ChatGPT will make the web toxic for its successors

chatgpt llm toxicity model collapse
Image source: 123RF (with modifications)

This article is part of our coverage of the latest in AI research.

Generative artificial intelligence has empowered everyone to be more creative. Large language models (LLM) like ChatGPT can generate essays and articles with impressive quality. Diffusion models such as Stable Diffusion and DALL-E create stunning images.

But what happens when the internet becomes flooded with AI-generated content? That content will eventually be collected and used to train the next iterations of generative models. According to a study by researchers at the University of Oxford, University of Cambridge, Imperial College London, and the University of Toronto, machine learning models trained on content generated by generative AI will suffer from irreversible defects that gradually exacerbate across generations.

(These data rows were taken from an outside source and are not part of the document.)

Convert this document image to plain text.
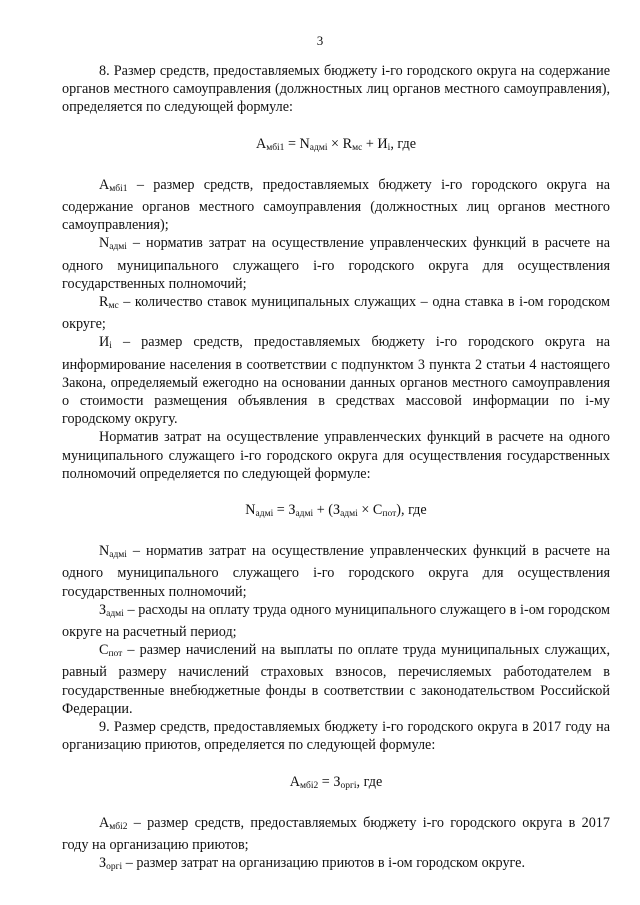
3

8. Размер средств, предоставляемых бюджету i-го городского округа на содержание органов местного самоуправления (должностных лиц органов местного самоуправления), определяется по следующей формуле:

$А_{мбi1} = N_{адмi} \times R_{мс} + И_i$, где

$А_{мбi1}$ – размер средств, предоставляемых бюджету i-го городского округа на содержание органов местного самоуправления (должностных лиц органов местного самоуправления);

$N_{адмi}$ – норматив затрат на осуществление управленческих функций в расчете на одного муниципального служащего i-го городского округа для осуществления государственных полномочий;

$R_{мс}$ – количество ставок муниципальных служащих – одна ставка в i-ом городском округе;

$И_i$ – размер средств, предоставляемых бюджету i-го городского округа на информирование населения в соответствии с подпунктом 3 пункта 2 статьи 4 настоящего Закона, определяемый ежегодно на основании данных органов местного самоуправления о стоимости размещения объявления в средствах массовой информации по i-му городскому округу.

Норматив затрат на осуществление управленческих функций в расчете на одного муниципального служащего i-го городского округа для осуществления государственных полномочий определяется по следующей формуле:

$N_{адмi} = З_{адмi} + (З_{адмi} \times С_{пот})$, где

$N_{адмi}$ – норматив затрат на осуществление управленческих функций в расчете на одного муниципального служащего i-го городского округа для осуществления государственных полномочий;

$З_{адмi}$ – расходы на оплату труда одного муниципального служащего в i-ом городском округе на расчетный период;

$С_{пот}$ – размер начислений на выплаты по оплате труда муниципальных служащих, равный размеру начислений страховых взносов, перечисляемых работодателем в государственные внебюджетные фонды в соответствии с законодательством Российской Федерации.

9. Размер средств, предоставляемых бюджету i-го городского округа в 2017 году на организацию приютов, определяется по следующей формуле:

$А_{мбi2} = З_{оргi}$, где

$А_{мбi2}$ – размер средств, предоставляемых бюджету i-го городского округа в 2017 году на организацию приютов;

$З_{оргi}$ – размер затрат на организацию приютов в i-ом городском округе.
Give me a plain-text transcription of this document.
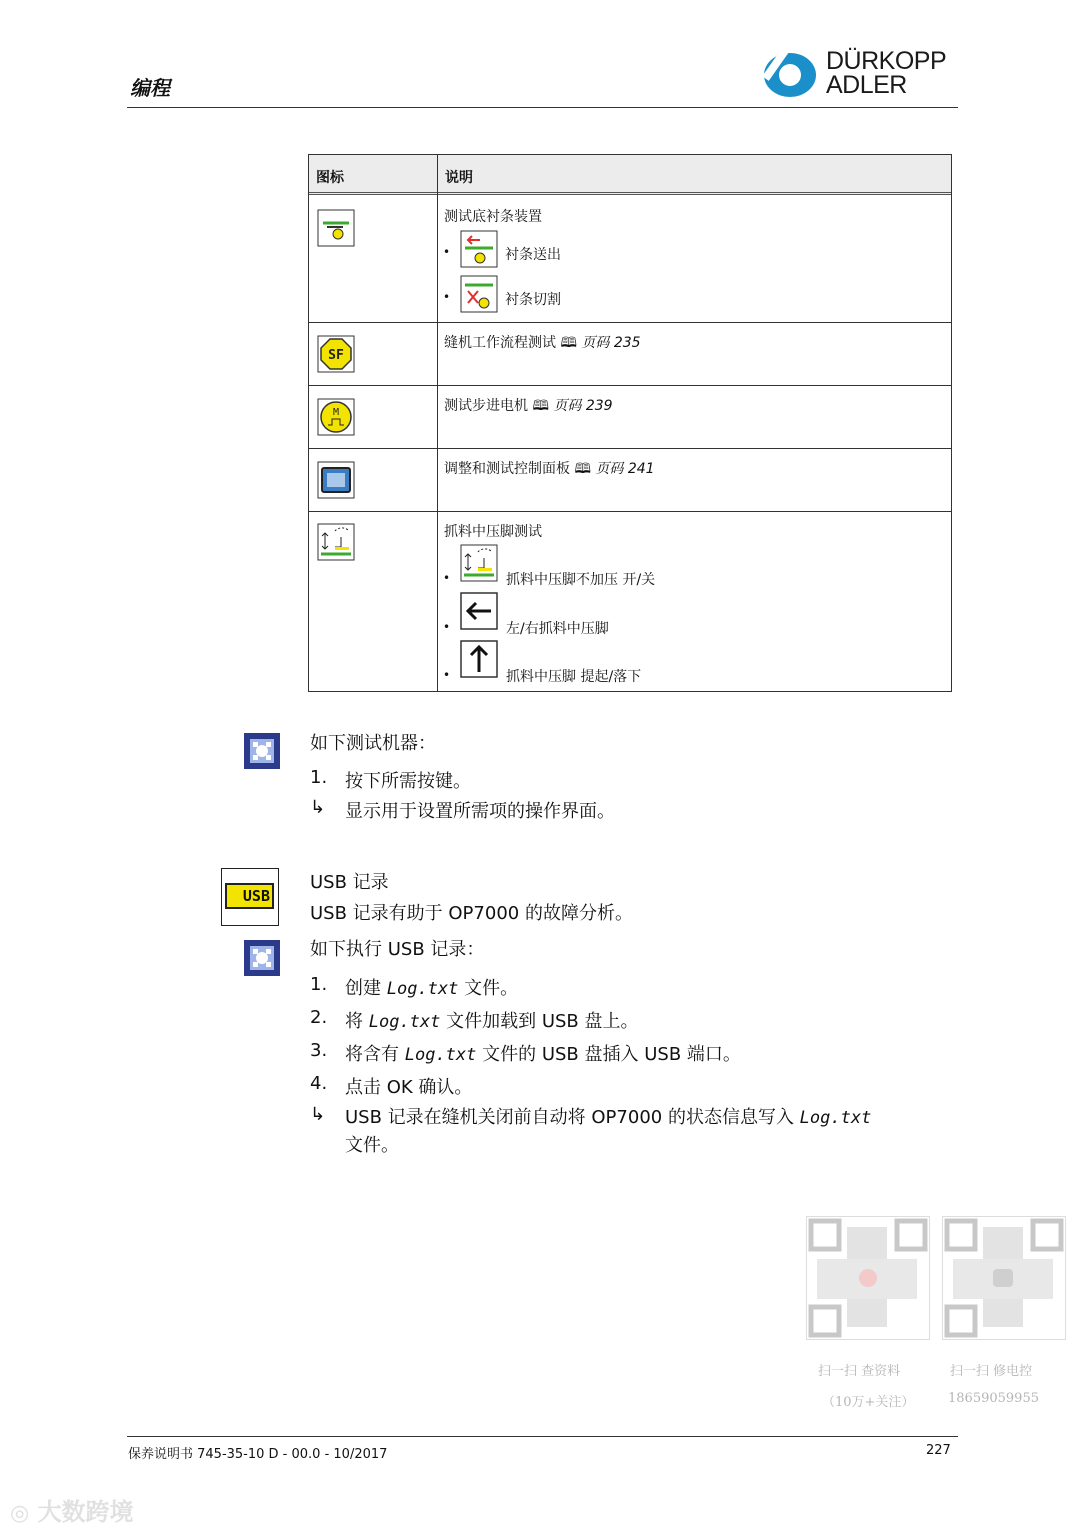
编程
DÜRKOPP
ADLER
图标	说明
测试底衬条装置
•	衬条送出
•	衬条切割
SF
缝机工作流程测试 🕮 页码 235
M	测试步进电机 🕮 页码 239
调整和测试控制面板 🕮 页码 241
抓料中压脚测试
•	抓料中压脚不加压 开/关
•	左/右抓料中压脚
•	抓料中压脚 提起/落下
如下测试机器：
1. 按下所需按键。
↳ 显示用于设置所需项的操作界面。
USB
USB 记录
USB 记录有助于 OP7000 的故障分析。
如下执行 USB 记录：
1. 创建 Log.txt 文件。
2. 将 Log.txt 文件加载到 USB 盘上。
3. 将含有 Log.txt 文件的 USB 盘插入 USB 端口。
4. 点击 OK 确认。
↳ USB 记录在缝机关闭前自动将 OP7000 的状态信息写入 Log.txt
文件。
扫一扫 查资料
（10万+关注）
扫一扫 修电控
18659059955
保养说明书 745-35-10 D - 00.0 - 10/2017	227
◎ 大数跨境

The only way to maintain the quality and integrity of future models is to make sure they are trained on human-generated content. But with LLMs such as ChatGPT and GPT-4 enabling the creation of content at scale, access to human-created data might soon become a luxury that few can afford.

Model collapse

In their paper, the researchers investigate what happens when text produced by say GPT-4 forms most of the training dataset of the model that follows it.

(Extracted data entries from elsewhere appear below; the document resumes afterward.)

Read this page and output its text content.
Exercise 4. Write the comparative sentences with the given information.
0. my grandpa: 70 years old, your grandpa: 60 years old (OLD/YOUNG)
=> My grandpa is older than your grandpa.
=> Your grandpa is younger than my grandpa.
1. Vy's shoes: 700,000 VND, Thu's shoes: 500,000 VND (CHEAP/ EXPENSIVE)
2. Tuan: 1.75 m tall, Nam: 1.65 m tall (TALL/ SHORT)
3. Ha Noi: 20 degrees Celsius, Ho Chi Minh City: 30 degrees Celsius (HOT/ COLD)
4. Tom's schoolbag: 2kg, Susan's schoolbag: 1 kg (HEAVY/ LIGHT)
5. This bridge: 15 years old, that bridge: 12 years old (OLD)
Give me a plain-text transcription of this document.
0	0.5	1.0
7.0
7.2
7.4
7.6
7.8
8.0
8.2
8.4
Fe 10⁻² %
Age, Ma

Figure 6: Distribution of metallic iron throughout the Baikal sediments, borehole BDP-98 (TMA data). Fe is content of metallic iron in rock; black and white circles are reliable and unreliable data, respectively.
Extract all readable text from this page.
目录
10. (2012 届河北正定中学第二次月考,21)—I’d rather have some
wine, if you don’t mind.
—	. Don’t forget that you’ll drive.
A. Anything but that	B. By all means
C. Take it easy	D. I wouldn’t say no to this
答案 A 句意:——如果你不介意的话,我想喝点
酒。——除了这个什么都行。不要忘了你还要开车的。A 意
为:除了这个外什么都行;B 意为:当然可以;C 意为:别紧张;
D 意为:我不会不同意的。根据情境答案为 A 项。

ml models trained on ml-generated data
Machine learning models recursively trained on data generated by other models (source: arXiv)

“What happens to GPT versions GPT-{n} as generation n increases?” the researchers write. “We discover that learning from data produced by other models causes model collapse – a degenerative process whereby, over time, models forget the true underlying data distribution, even in the absence of a shift in the distribution over time.”

Machine learning models are statistical engines that try to learn data distributions. This is true for all kinds of ML models, from image classifiers to regression models to the more complex models that generate text and images.

The closer the model’s parameters approximate the underlying distribution, the more accurate they become in predicting real-world events.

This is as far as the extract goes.